New Mexico should be able weather a potential storm of a reported omicron sub-variant because of the state’s vaccination efforts combating COVID-19, according to Dr. Christine Ross.

“We are in a good situation, and we do have a decent wall of protection,” said Ross, the New Mexico Department of Health’s state epidemiologist. “It’s not easily interpretable yet what’s happening in other countries.”

Ross said the full picture isn’t clear because while some countries’ cases are rising, other countries haven’t seen spikes.

That’s not to say New Mexico and the United States won’t see cases rise again.

Dr. Christine Ross, NMDOH State Epidemiologist
(Courtesy photo)

“It could certainly happen here, and so we are trying to get prepared for that. BA.2 does look like it’s more transmissible or more infectious than BA.1, so that is definitely something to be vigilant about and to monitor, for sure,” Ross said.

Countries like the United Kingdom, France and Italy have seen upticks in new cases over the last couple weeks, according to data from Johns Hopkins University. South Korea is also experiencing a spike in cases in March.

“Some of these countries that are seeing surges also have high rates of vaccination. If there’s some populations of unvaccinated people, wherever they are, these really infectious variants find them and can cause a surge in cases,” Ross said.

NM’s vaccination rate reason for hope?

New Mexico saw omicron cases skyrocket around New Year’s before hitting its peak in mid-January, followed by a rapid drop.

Between Dec. 27 and Jan. 2, Sandoval County and Bernalillo County saw average daily case rates per 100,000 in population of 78.7 and 85, respectively. The new age-adjusted hospital admission rates for that time period were 13.5 and 9.0.

Between March 7 and March 13, those numbers plummeted to 11.4 and 9.3, respectively. The new age-adjusted hospital admission rates for that time frame dropped to 4.1 and 3.0.

“Our health care system is definitely seeing a much-needed reprieve,” Ross aid.

As of Tuesday, 77.6 percent of New Mexico adults have completed their primary vaccination series, and 45.5 percent of adults in the state received their boosters.

As of Tuesday, 83.4 percent of Sandoval County adults have completed their primary vaccination series, while 81.5 percent of Bernalillo County adults have completed their primary vaccination series.

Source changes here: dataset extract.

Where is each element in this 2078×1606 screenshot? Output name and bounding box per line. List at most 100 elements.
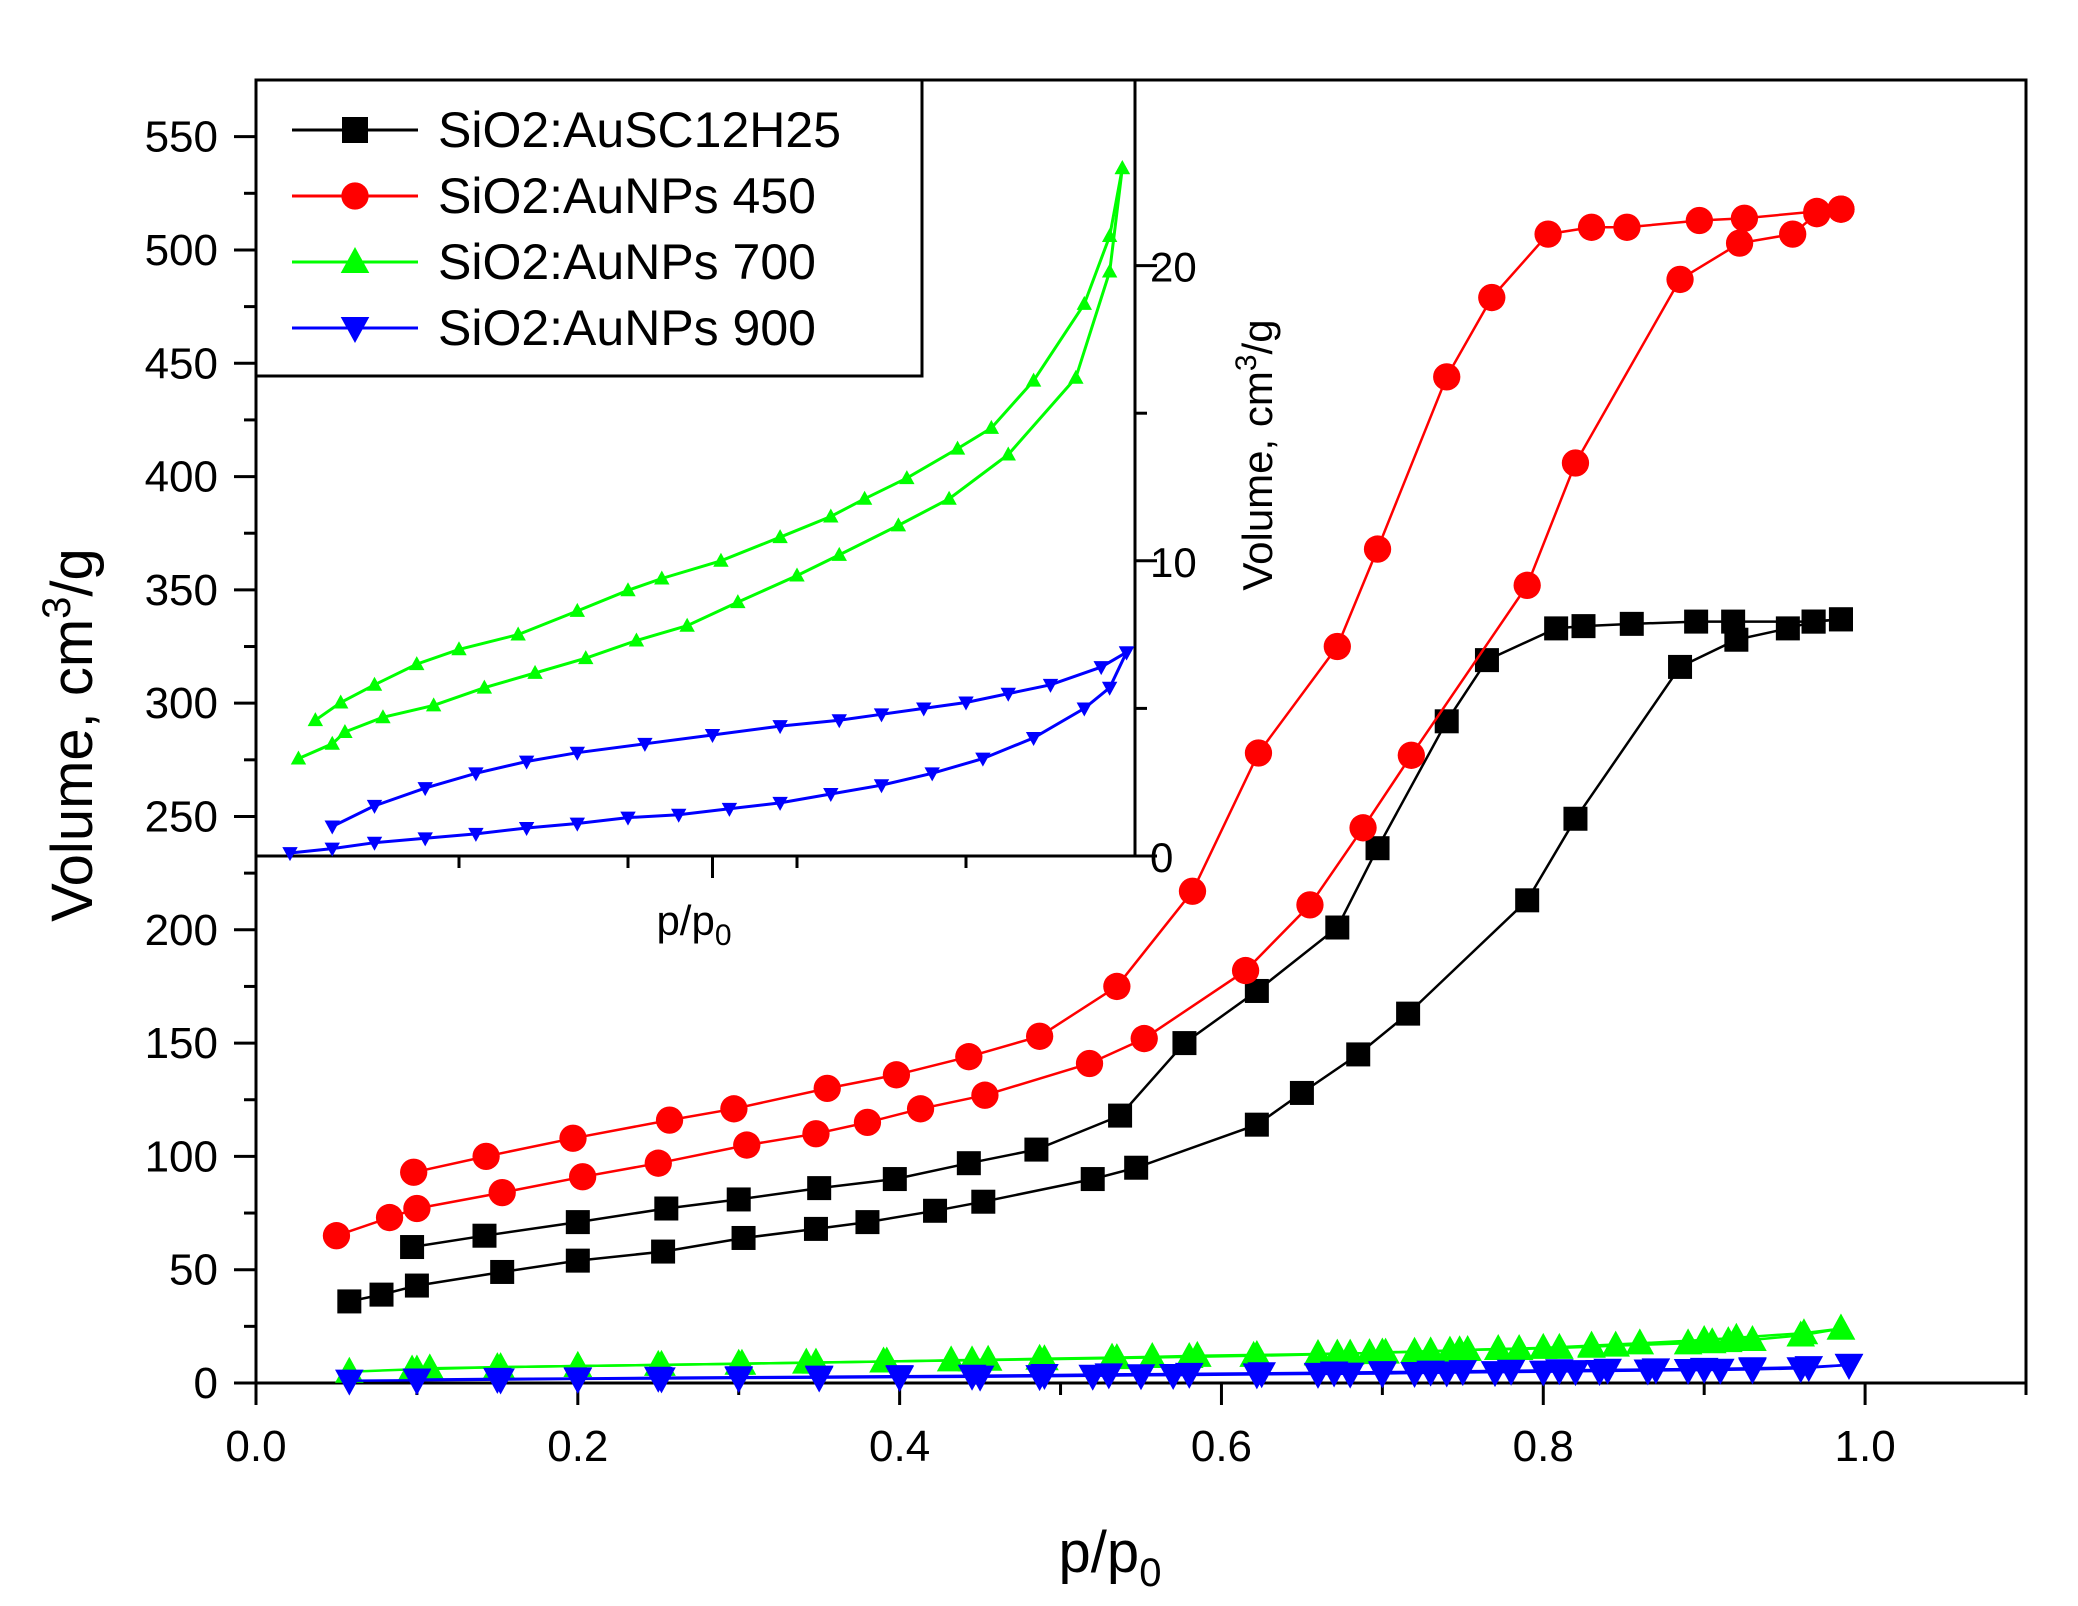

“These COVID-19 vaccines are remarkable in their ability to prevent serious illness and death. I think everyone needs to fully understand that,” Ross said.

Despite seeing some breakthrough infections amid the omicron wave, she said vaccines and public health measures played a powerful role mitigating case counts and helping more people stay out of the hospital.

“Now, we have really, really low disease level,” she said.

She said the number of emergency department visits have dropped significantly because of decreasing burden of disease in communities.

Still, she also said one must keep in mind the state experienced similarly low COVID-19 levels last summer before the Delta variant entered the picture. In other words, the pandemic won’t end until it ends worldwide.

The next steps

Ross said it’s critical that younger children get vaccinated, and those who are immunocompromised should get their second boosters.

As of Tuesday, 31 percent of children ages five to 11 completed their primary vaccination series, and only 39.3 percent of kids in that age group have received their first dose.

Ross said that while children tend to better manage infections, pediatric hospitalizations and deaths still occur. On top of that, she said children are at risk for developing complicated post-COVID conditions that can impact their health in the long run.

All eligible New Mexico adults who’ve only received two doses should get either their booster dose or anti-viral treatment options like oral pills and monoclonal antibody treatments because of waning immunity following their second doses, she said.

“We want to ramp up the number of people vaccinated to the highest levels possible. We still have gaps,” Ross said.